Le ha puesto el termómetro en la ingle a la niña de tres años y es como si toda la calentura del mundo se hubiera concentrado en su frente de color blanco como las casas del pueblo. La mira despacio, sin las prisas que siempre están rodando por la casa, y piensa en hace un mes, cuando bajaron del Cerro de los Curas los del monte y le metieron la amenaza en el cuerpo a su marido. Llamaron a la puerta y en la calle sólo había ladridos de perro y lo demás silencio, el mismo silencio de todos los inviernos de la vida en Los Yesares. El hombre estaba en el porche con los conejos y sólo escuchó las voces de su mujer llamándole desde abajo

—Que bajes, Máximo, que aquí te buscan

y Rufina no escuchaba más que las quejas del marido, que quién era, que a estas horas, que los conejos, y bajó al final por la escalera de yeso protegida en los cantos con listones de madera. Y cuando les vio allí, con sus mantas y sus camisas de franela y sus chaquetas de pana sucia y húmeda, sólo se fijó en las pistolas y en su cara de odio y en sus manos llenas de manchas y temblores. Eso es lo que contaría luego en el cuartelillo al cabo Bustamante, mientras cantaban las gallinas en el corral que daba a la acequia y el guardia Antonio Rausell Todolí se mojaba las manos en el sudor que humedecía las paredes del despacho. Pero eso lo contaría luego en el cuartel y cuando bajó del porche y se encontró con Nicasio el de la Negra lo que hizo fue preguntarle si podía hacer algo por ellos, por él y por los del monte y miraba de reojo a los otros dos hombres que no conocía porque lo más seguro es que no fueran de por allí y que hubieran llegado de los montes de Canales o de Santa Cruz de Moya.

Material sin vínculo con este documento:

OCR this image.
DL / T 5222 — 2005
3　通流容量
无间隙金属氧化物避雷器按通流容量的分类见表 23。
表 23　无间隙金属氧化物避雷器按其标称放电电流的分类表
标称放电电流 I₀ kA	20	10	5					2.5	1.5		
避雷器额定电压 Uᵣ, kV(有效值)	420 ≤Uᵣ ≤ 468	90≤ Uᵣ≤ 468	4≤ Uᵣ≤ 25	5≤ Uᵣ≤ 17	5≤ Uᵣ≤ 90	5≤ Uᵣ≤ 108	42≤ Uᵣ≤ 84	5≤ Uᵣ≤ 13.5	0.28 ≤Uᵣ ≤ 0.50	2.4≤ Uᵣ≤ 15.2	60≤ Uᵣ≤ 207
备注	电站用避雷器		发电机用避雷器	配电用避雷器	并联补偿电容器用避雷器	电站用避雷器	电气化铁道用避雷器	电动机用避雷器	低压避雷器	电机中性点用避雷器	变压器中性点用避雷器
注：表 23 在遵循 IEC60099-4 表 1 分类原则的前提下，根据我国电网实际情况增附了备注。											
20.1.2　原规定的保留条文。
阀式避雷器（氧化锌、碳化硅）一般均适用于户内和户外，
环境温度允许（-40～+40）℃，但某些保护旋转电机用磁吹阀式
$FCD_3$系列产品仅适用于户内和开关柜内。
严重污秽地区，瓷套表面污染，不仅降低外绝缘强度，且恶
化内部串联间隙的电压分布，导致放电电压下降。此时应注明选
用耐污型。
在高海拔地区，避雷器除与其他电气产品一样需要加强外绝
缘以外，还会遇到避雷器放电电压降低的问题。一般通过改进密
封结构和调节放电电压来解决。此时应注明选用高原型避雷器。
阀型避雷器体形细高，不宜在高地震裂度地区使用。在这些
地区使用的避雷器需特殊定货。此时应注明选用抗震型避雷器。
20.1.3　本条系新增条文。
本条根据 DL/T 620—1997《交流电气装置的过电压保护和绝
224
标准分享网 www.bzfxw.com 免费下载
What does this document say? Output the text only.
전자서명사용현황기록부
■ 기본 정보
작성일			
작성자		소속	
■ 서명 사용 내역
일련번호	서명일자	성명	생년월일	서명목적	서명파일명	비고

También ese detalle de su procedencia se lo contaría tal cual al cabo Bustamante y al llegar a ese extremo ya le habían dicho los dos guardias que como Los Yesares era un cagado de pueblo pues que por eso pasaba lo que pasaba, que los huidos hacían lo que les salía de las pelotas y que como las cosas siguieran de esa manera la guardia civil tendría que empezar a sospechar de la gente del pueblo y que ya sospechaban de algunos que parecía que no pero era que sí

—Y como no cambien ustedes vamos a zurrar la badana de lo lindo en este pueblo, Máximo, que así no podemos seguir

le decía Bustamante como si fuera un sermón del cura don Cosme.

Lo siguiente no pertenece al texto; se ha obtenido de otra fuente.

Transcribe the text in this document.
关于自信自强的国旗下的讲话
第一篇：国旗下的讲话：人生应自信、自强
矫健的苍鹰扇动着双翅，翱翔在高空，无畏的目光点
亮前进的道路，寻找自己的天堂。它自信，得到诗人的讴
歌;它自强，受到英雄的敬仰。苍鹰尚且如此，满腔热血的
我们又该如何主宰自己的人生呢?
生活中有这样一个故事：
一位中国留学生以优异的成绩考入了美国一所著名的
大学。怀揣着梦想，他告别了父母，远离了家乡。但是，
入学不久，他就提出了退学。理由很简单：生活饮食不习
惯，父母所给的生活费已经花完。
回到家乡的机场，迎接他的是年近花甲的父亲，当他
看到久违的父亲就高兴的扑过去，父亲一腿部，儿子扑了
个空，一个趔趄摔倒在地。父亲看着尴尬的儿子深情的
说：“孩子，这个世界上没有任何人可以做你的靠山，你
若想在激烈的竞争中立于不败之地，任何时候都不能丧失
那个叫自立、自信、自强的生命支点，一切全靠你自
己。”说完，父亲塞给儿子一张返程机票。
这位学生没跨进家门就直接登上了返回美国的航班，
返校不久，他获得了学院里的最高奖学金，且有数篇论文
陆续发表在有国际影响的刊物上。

Le metieron la amenaza en el cuerpo los del monte

—Fue el de la Negra, cabo, a los otros ni les he visto en mi vida, igual vienen de Canales o de Santa Cruz o vete a saber, pero no eran de por aquí, eso seguro

y él sólo pensó en que lo iban a matar, sólo en que lo iban a matar allí mismo, delante de su mujer

—Sueltas mucho la boca, Máximo, y eso no es bueno. Tú y yo empezamos juntos en esto de vivir y de ir tirando y no puedes ahora volverte del revés, sabes que la lengua siempre es una y lo demás no es de bondad, lo sabes

y se imagina el cañón frío de la pistola entre los dientes, mientras Rufina mira, sólo mira, al pie de la escalera, por si se despierta la niña y se encuentra con las pistolas y con la noche llena de amenazas oscuras en la casa.

—Es que estáis locos, Nicasio, es que la guerra os ha vuelto a todos locos y eso no es manera de vivir

—Lo único que te digo es que cuidado con la boca, Máximo, que cuidado con la boca, porque como sepa que vuelves a piar te juro que te pego un tiro y se acabó el vivir o lo que sea

—Estáis locos

y cuando se fueron, en la casa se quedaron el silencio y un goterón de lluvia que esperaba en el tejado. La mujer subió al cuarto de la niña y la sintió dormida, ajena al otro silencio de la planta baja que se dejaron los del monte. Le rozó la frente y la fiebre no llegará hasta un mes después y le aliviará el frío del cuerpo con una infusión de tomillo y yerbabuena y le frotará la piel con vapor de eucalipto para que no se muera.